Once at the station another 8-10 families joined them on the train, all military, just like his. As they were closing the doors, their  Belorussian maid ran up to the little window at the top of the carriage and pushed through a 2-week ration of bread. Before the deportation, Z’s mother had prepped the dough for the bread but had not yet baked it. The maid had saved them from starving on their long journey to Siberia.

The Warsaw Uprising part 1

When I mention the Uprising in conversations the first question I am usually asked is “are you Jewish”? The first time I was asked this question I was taken aback. It is not because I am offended but rather that it makes me think “why are they asking me this how is this relevant to the conversation?”. However this usual mistake is because they either only know about the Warsaw Ghetto Uprising of 1943 or they are confusing the two.

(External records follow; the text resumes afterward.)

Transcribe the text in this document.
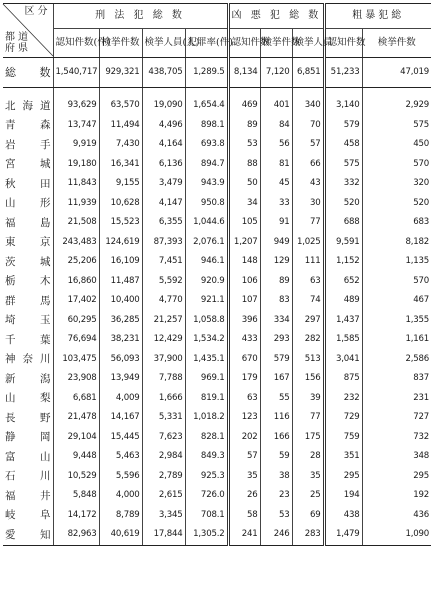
区分
都道
府県	刑 法 犯 総 数				凶 悪 犯 総 数			粗暴犯総	
	認知件数(件)	検挙件数	検挙人員(人)	犯罪率(件)	認知件数	検挙件数	検挙人員	認知件数	検挙件数
総 数	1,540,717	929,321	438,705	1,289.5	8,134	7,120	6,851	51,233	47,019

北海道	93,629	63,570	19,090	1,654.4	469	401	340	3,140	2,929
青森	13,747	11,494	4,496	898.1	89	84	70	579	575
岩手	9,919	7,430	4,164	693.8	53	56	57	458	450
宮城	19,180	16,341	6,136	894.7	88	81	66	575	570
秋田	11,843	9,155	3,479	943.9	50	45	43	332	320
山形	11,939	10,628	4,147	950.8	34	33	30	520	520
福島	21,508	15,523	6,355	1,044.6	105	91	77	688	683
東京	243,483	124,619	87,393	2,076.1	1,207	949	1,025	9,591	8,182
茨城	25,206	16,109	7,451	946.1	148	129	111	1,152	1,135
栃木	16,860	11,487	5,592	920.9	106	89	63	652	570
群馬	17,402	10,400	4,770	921.1	107	83	74	489	467
埼玉	60,295	36,285	21,257	1,058.8	396	334	297	1,437	1,355
千葉	76,694	38,231	12,429	1,534.2	433	293	282	1,585	1,161
神奈川	103,475	56,093	37,900	1,435.1	670	579	513	3,041	2,586
新潟	23,908	13,949	7,788	969.1	179	167	156	875	837
山梨	6,681	4,009	1,666	819.1	63	55	39	232	231
長野	21,478	14,167	5,331	1,018.2	123	116	77	729	727
静岡	29,104	15,445	7,623	828.1	202	166	175	759	732
富山	9,448	5,463	2,984	849.3	57	59	28	351	348
石川	10,529	5,596	2,789	925.3	35	38	35	295	295
福井	5,848	4,000	2,615	726.0	26	23	25	194	192
岐阜	14,172	8,789	3,345	708.1	58	53	69	438	436
愛知	82,963	40,619	17,844	1,305.2	241	246	283	1,479	1,090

The question has also be posed to me by Historians, understandably some do not  study this period but nonetheless, it always surprises me when someone knows which Uprising I am addressing.

The Warsaw Uprising is one of the bloodiest battles of Polish history. So why don’t we know more about it? In Warsaw every year on the 1st of August, the whole city celebrates the memory and sacrifice of these exceptional men, women and children. At 5 pm the entire city comes to a standstill with a siren marking the moment the uprising began.

So what was the Warsaw Uprising and why is it so important to me? My family is Polish and I pride myself to be Polish born abroad. I speak, read and write which is helpful in my research on the subject. Both sets of grandparents came to the UK after the war in late 1945, one set settled in the UK the other in New Jersey. My grandfather in New Jersey is the reason why I am so fascinated by this particular topic. He spent most of the occupation in the underground resistance movement, ‘Armia Krajowa’. The unit he was part of was special. They were known as the execution squad, ‘Rafałki.’ I am fortunate to be in the USA now to be able to speak with him and ask him about various missions he was part of. Today he spoke to me about a mission they took part in. Unfortunately, he cannot remember the date of the event, but he can clearly remember what happened, his story is as follows:

There was a Pharmacist who made medication in Warsaw, and he would secretly provide any spare to the underground resistance. His wife was not as committed to the fight. She was secretly passing information to the Gestapo and was an official informant. Her indiscretions were discovered, and her execution warrant was issued by the high command.  My grandfather (Złomicz), his platoon leader (Rafał) and his best friend (Nałęcz ) were ordered to carry out the execution. They set out on the mission the following day. All three scaled the gate leading to the laboratory where she was with her husband, Rafał leading. Once they gained access Złomicz armed with his Sten laid on the floor providing covering fire just in case a passing patrol heard the gun fire. Rafał armed with his Schmeiser machine gun fired a short burst at the wife, followed by Nałęcz who was armed with a very old Hungarian pistol, (they were not even sure that it would work due to its age) however the gun fired and she was mortally wounded. Just by chance where Złomicz was laying providing covering fire was a large bag. He decided to open it and he discovered men’s shaving utensils and a piece of paper. The piece of paper contained a secret list of names of other Gestapo informants; it was passed on to the resistance high command and saved many resistance members lives.